With respect to value, Claimant must satisfy the court of the fair market value of the items in question. Phillips v Catania, 155 AD2d 866 (4th Dept 1989); Schaffner v Pierce, 75 Misc 2d 21 (New York Dist. Ct. 1973). Receipts are the best evidence of fair market value, although uncontradicted testimony concerning replacement value may also be acceptable. Personally meaningful items, such as photographs, have no fair market value beyond the actual cost. [See Benton v State of New York, Claim No. 94337, Collins, J., July 8, 1999].

In this case, claimant has not established all the elements of a bailment claim. He has not established his own possession of the property, delivery, negligence or value. He did not link, through testimony or other evidence, the items he listed to, for example, any package room receipts, or I-64 inventory forms. Indeed, the only evidence extant, as noted briefly in the documentary submissions, was that the defendant did secure claimant’s personal property when Mr. Walker left his cell on an emergency basis to receive care at an outside hospital. [See Exhibit 1“D”, To/From dated September 9, 2003, to Inmate Walker from Sgt. S. Ulrich].

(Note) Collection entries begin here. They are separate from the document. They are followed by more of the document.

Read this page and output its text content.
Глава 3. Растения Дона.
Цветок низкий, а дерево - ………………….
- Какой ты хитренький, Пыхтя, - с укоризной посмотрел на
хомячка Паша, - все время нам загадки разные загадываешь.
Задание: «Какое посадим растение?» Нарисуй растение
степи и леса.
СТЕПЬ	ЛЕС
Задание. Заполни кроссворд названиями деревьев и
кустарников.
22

Thus, while the Court is satisfied that Claimant exhausted his administrative remedies [See Court of Claims Act §10(9); 7 NYCRR Part 1700], and found that the claimant presented generally as a credible witness unfortunately, he did not establish his initial possession of the property prior to his removal for medical treatment, a necessary element to establish his cause of action, or any negligence on the part of the correctional facility.

Accordingly, claimant has failed to establish by a preponderance of the evidence entitlement to the relief requested. Claim Number 109851 is in all respects dismissed.

Let judgment be entered accordingly.

June 19, 2007
White Plains, New York

Judge of the Court of Claims

[1]. All quotations are to trial notes or audio recordings unless otherwise indicated.